The mean life of 100 bulbs produced by a company is computed to be 1570 hours with standard deviation of 120hours. the

company claims that the average life of bulbs produced by the
company is 1600 hours. using 5% level of significance, is the
claim acceptable?

To determine if the company's claim is acceptable, we can conduct a hypothesis test.

Null hypothesis (H0): The average life of bulbs produced by the company is 1600 hours.
Alternative hypothesis (H1): The average life of bulbs produced by the company is not 1600 hours.
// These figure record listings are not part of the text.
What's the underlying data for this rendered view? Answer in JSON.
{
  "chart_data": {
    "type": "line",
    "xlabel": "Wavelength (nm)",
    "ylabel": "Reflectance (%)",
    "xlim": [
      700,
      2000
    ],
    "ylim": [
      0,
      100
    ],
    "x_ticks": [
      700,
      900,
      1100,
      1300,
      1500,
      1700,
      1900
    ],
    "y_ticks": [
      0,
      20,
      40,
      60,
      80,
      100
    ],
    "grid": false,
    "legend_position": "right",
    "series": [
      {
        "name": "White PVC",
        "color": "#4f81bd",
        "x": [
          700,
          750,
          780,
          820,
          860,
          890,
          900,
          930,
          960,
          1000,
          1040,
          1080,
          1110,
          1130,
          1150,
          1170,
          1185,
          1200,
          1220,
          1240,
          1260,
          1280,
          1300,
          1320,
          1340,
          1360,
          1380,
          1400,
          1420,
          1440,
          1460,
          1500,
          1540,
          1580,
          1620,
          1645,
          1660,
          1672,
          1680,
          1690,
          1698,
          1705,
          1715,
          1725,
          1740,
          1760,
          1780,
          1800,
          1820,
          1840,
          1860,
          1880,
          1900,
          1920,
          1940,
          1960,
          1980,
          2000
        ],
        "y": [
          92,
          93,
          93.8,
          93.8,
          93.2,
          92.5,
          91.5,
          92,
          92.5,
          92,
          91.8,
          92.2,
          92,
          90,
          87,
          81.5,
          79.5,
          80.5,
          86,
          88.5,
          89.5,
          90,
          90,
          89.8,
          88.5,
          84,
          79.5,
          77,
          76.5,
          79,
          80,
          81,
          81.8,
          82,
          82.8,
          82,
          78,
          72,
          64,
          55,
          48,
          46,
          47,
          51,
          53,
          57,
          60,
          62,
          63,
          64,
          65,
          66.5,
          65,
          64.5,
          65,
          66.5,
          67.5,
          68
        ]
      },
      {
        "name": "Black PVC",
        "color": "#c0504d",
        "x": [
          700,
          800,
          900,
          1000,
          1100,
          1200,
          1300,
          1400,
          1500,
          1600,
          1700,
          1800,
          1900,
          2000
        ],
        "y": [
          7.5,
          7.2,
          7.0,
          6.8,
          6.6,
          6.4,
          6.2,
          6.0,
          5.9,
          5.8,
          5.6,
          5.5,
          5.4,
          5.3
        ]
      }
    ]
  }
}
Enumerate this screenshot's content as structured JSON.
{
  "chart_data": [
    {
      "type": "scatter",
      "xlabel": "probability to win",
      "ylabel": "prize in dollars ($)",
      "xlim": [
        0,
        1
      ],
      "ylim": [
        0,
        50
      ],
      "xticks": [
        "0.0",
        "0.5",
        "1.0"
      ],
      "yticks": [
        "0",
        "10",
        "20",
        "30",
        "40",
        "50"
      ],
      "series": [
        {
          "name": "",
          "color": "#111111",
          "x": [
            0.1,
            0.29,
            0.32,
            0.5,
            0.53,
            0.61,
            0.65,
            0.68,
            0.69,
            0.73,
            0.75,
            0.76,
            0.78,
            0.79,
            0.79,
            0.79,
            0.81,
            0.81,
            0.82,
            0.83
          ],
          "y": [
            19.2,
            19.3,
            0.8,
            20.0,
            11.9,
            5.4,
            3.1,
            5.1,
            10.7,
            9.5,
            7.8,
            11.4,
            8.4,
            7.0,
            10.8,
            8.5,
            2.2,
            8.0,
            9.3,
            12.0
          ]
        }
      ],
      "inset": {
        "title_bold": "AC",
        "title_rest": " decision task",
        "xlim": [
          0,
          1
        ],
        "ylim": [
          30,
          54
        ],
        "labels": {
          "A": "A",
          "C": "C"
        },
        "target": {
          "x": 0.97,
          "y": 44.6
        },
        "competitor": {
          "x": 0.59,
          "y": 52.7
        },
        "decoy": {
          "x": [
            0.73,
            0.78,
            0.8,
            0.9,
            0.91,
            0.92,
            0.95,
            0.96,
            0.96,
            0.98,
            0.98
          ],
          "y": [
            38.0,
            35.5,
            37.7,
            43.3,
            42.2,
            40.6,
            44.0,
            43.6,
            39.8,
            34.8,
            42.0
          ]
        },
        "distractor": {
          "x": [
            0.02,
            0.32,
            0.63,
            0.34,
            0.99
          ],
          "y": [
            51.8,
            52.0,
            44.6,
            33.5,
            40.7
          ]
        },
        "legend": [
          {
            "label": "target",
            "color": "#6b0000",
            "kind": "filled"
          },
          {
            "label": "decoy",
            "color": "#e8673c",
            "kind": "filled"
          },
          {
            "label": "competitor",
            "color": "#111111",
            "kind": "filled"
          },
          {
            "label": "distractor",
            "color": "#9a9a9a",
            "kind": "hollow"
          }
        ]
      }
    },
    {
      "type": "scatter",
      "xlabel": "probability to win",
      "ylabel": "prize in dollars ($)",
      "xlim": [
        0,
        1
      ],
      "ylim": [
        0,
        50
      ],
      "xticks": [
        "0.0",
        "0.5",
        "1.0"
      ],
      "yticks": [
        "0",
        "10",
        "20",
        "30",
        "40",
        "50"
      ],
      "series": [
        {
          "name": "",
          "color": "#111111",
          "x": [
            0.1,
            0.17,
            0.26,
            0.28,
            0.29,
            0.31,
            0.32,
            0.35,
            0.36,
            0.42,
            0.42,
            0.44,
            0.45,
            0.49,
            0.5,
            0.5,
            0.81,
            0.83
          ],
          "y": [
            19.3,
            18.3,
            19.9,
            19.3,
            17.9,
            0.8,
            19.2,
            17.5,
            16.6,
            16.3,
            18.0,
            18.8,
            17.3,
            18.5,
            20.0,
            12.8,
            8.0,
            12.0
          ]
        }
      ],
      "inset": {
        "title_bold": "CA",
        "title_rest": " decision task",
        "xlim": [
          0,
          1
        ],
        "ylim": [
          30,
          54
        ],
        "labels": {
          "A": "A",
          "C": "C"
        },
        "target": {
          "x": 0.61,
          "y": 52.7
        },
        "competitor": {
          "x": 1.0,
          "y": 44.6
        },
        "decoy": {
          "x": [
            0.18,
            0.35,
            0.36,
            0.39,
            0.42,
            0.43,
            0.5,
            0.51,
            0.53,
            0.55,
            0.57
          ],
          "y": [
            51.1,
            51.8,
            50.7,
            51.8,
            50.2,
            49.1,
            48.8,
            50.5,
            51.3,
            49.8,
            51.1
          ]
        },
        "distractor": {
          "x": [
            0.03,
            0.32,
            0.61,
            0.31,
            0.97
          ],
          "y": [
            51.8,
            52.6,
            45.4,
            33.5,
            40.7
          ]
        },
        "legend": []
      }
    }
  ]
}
We will use a t-test since we do not know the population standard deviation. The test statistic is given by:

t = (sample mean - population mean) / (sample standard deviation / sqrt(sample size))

Let's plug in the values:
Sample mean (x̄) = 1570 hours
Population mean (μ) = 1600 hours
Sample standard deviation (s) = 120 hours
Sample size (n) = 100 bulbs

Calculating the test statistic:

t = (1570 - 1600) / (120 / sqrt(100))
t = -30 / (120 / 10)
t = -2.5

Now, we need to determine the critical value for a two-tailed test at a 5% level of significance with (n-1) degrees of freedom. Since the sample size is 100, the degrees of freedom are 99.

Using a t-table or calculator, the critical value for a two-tailed test with 99 degrees of freedom at a 5% level of significance is approximately ±2.63.

Since -2.5 is not greater than ±2.63, we fail to reject the null hypothesis. This means there is not enough evidence to conclude that the average life of bulbs produced by the company is significantly different from 1600 hours at a 5% level of significance.

Therefore, the company's claim is acceptable at the 5% level of significance.